This article was published in the March issue of Money magazine.
The tech-heavy Nasdaq index may be nearing its early-2000 levels, but the technology sector looks nothing like it did in the bubble years.
For starters, these shares are no longer absurdly valued. In fact, they trade at lower price/earnings ratios, based on projected profits, than the broad market. And many old-guard names are downright unloved, making them targets for value-minded investors.
Tech is also less volatile than most other sectors, which isn't that surprising since this group has matured and is now filled with conservatively run businesses. About 40% of the cash on the balance sheets of S&P 500 companies is now held by tech firms. And they are rewarding shareholders with that money. Forty-four of the 65 tech stocks in the S&P pay dividends, and 22 yield more than 2%.

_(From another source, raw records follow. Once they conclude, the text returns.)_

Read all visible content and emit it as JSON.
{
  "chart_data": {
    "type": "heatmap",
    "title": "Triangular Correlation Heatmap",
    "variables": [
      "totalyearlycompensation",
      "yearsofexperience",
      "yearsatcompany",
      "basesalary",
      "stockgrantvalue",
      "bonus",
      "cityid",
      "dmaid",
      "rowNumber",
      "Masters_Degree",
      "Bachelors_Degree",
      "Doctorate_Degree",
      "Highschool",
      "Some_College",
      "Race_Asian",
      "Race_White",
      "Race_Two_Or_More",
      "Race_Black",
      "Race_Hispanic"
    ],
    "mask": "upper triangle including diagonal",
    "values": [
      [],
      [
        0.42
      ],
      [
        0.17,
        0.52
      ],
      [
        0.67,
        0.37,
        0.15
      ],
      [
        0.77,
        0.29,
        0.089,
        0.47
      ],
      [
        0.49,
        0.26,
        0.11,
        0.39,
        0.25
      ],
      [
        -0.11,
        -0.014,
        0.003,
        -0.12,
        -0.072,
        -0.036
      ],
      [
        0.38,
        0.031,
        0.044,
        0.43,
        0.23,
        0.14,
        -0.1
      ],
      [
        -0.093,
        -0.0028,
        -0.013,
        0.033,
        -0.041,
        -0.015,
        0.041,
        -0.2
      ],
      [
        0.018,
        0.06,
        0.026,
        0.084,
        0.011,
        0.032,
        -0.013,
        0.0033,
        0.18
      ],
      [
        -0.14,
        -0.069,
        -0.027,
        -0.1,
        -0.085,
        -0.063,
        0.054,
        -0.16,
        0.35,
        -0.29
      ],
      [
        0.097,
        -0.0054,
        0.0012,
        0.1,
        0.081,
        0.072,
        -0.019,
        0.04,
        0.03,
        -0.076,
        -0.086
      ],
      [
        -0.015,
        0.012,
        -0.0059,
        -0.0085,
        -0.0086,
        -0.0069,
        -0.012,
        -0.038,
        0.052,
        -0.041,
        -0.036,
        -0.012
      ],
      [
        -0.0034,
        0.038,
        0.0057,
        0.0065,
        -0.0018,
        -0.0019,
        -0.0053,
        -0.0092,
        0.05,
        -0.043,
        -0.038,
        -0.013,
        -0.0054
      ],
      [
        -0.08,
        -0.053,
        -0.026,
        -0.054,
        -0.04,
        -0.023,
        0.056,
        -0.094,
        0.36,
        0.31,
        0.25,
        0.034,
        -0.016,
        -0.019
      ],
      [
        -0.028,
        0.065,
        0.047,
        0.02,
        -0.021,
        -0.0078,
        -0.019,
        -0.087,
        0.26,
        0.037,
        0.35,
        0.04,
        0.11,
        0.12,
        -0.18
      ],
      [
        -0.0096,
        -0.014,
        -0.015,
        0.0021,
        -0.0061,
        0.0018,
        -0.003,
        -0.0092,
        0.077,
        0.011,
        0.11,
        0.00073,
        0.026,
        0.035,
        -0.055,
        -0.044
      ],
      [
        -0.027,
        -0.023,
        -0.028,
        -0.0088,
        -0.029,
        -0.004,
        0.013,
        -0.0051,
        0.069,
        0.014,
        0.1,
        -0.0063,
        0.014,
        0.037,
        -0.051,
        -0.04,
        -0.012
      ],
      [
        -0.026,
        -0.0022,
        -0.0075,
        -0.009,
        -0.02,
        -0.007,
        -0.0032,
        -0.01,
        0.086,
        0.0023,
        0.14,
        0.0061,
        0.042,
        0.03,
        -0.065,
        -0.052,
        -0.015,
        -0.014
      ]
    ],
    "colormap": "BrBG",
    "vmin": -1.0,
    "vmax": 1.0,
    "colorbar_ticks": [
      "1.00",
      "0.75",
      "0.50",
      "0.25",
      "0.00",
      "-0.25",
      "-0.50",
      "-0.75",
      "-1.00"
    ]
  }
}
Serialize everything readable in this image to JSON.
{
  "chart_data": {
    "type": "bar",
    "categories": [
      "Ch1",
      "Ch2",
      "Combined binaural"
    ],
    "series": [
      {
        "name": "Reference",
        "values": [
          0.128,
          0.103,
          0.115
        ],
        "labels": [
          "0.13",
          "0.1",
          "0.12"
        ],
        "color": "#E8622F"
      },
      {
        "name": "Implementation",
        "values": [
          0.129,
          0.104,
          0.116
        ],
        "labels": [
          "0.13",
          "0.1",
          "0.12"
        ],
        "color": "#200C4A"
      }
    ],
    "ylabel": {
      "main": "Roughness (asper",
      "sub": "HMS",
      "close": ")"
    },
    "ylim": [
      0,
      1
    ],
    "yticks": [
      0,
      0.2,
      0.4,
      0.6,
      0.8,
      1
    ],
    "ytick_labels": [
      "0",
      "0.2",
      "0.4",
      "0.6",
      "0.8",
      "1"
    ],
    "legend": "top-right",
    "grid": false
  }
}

"Back in 1999, I never would have thought that some of the large techs would eventually look like widow-and-orphan stocks," says David Rolfe, manager of the RiverPark/Wedgewood Fund. He and other fund managers say the following shares are good bets for risk-averse investors:
Go with big tech
Cisco Systems (CSCO) is synonymous with the Internet, but its switching and routing business is no longer sizzling. Not a problem. Investors haven't been giving this tech giant enough credit for expanding into growth areas like networking gear for security, video, and wireless, says Patrick Kaser, a portfolio manager with Brandywine Global. Cisco is also pushing into IT services, where sales growth is stronger than in hardware. "This is a hated stock in a business that has not collapsed and has interesting opportunities," Kaser says.
Microsoft (MSFT) is similarly unloved because investors feel that former CEO Steve Ballmer missed the boat on mobile. Overlooked is the company's steady and strong corporate business, where revenues from software sales for servers and data centers have been growing more than twice as fast as Microsoft's consumer business.
Pat Becker Jr., president of Becker Capital Management, thinks Microsoft isn't too late to the cloud software party either. The company's cloud revenues doubled in its most recent quarter. It's that type of growth that helped Microsoft nearly double its dividends in the past four years.
Focus on low tech
Making hard drives isn't cutting-edge, but the industry is improving through consolidation. Seagate (STX), whose shares have benefited from this trend, clearly stands out.
Seagate's dividend yield, for instance, is double that of top rival Western Digital (WDC). While both stocks trade at a P/E of around 11, Seagate's expected earnings growth rate is substantially higher than Western Digital's. And that growth should remain solid as Seagate, which Kaser favors, enjoys increased demand for storage -- especially for tablets, other mobile devices, and servers to support cloud computing.